1. Organic soils. A thick layer (32 inches) of peat or muck which is saturated for 30 consecutive days during the growing season.

2. Histic epipedon. An 8 to 16 inch organic layer over mineral soil, which is saturated for 30 consecutive days during the growing season..

3. Sulfidic material. The classic smell of rotten eggs indicates that all minerals, including sulfur (which is most difficult to reduce), have been reduced to hydrogen sulfide.

4. Aquic or peraquic moisture regime. The soil exists in an anaerobic condition because it is continuously saturated.

5. Reducing soil conditions.

6. Soil colors. A Munsell Soil Color book, a book of standardized color chips that are compared to the soil at 10 inches or immediately below the A horizon, is used to determine the color of the soil. Gleyed soils (soils which are gray, or bluish to greenish gray, due to the reduced state of mineral components, especially iron, in the soil), or grayish soils with mottles (spots of contrasting color) are indications that the soil exists in an anaerobic state.

7. Soils on the National, State or County hydric soils list. If the wetland or soil scientist can identify the soil series in which they are working, and that soil series is listed on the hydric soils list, then the soil is a wetland soil. This takes expertise and experience in soil identification.

8. Iron or manganese concretions. These are local concentrations of chemical compounds which have developed near the surface of the soil. A concretion looks like a nodule of rust, and is not hard like a pebble or rock. It is often gray or dull orange, and can usually be broken apart with a penknife.

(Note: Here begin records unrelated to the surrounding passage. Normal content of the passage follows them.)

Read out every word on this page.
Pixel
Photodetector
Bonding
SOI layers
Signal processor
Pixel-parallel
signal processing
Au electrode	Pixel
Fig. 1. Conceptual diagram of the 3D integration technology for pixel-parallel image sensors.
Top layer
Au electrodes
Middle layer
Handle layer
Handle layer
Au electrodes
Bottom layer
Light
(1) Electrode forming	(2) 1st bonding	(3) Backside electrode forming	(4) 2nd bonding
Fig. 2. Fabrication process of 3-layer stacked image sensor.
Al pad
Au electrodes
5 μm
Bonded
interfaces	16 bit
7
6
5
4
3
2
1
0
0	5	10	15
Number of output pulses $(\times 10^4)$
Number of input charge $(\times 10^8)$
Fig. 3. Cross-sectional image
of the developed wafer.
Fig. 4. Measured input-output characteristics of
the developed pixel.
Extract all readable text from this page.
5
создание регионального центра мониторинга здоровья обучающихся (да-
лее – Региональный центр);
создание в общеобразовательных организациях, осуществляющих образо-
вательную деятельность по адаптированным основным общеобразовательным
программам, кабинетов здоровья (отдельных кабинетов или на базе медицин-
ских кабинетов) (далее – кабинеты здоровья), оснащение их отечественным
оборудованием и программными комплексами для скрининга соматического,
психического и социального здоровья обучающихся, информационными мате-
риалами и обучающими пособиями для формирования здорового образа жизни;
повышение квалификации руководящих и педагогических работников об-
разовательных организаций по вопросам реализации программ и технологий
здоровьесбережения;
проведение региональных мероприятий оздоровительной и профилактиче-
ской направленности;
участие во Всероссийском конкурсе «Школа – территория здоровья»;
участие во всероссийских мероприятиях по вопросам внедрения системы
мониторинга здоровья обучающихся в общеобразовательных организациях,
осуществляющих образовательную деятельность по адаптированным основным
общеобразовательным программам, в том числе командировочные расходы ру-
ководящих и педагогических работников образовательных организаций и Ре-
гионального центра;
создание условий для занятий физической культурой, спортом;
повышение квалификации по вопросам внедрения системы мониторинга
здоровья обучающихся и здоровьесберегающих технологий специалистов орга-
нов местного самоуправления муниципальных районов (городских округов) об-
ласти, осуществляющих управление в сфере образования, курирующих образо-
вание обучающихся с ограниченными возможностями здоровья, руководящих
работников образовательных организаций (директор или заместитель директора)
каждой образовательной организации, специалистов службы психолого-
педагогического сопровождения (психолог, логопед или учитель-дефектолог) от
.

Sandy soils, due to their lack of color development, can pose a special identification problem for wetland scientists. In sandy soils, hydric soils are identified by the presence of a thick organic surface layer, similar to a histic epipedon, and the streaking of the subsurface horizons by the organic matter. In addition, in the area of the water table, a spodic horizon or a hard pan develops where the organic material has passed through the sand above the water table and, then, cements the sand particles at the water table. Typically, in a hydric sandy soil, the gray sand color continues below the thick spodic horizon. In comparison, in an upland sandy soil the spodic horizon is much thinner and poorly developed, and the area below that horizon is a colored sandy layer, rather than gray.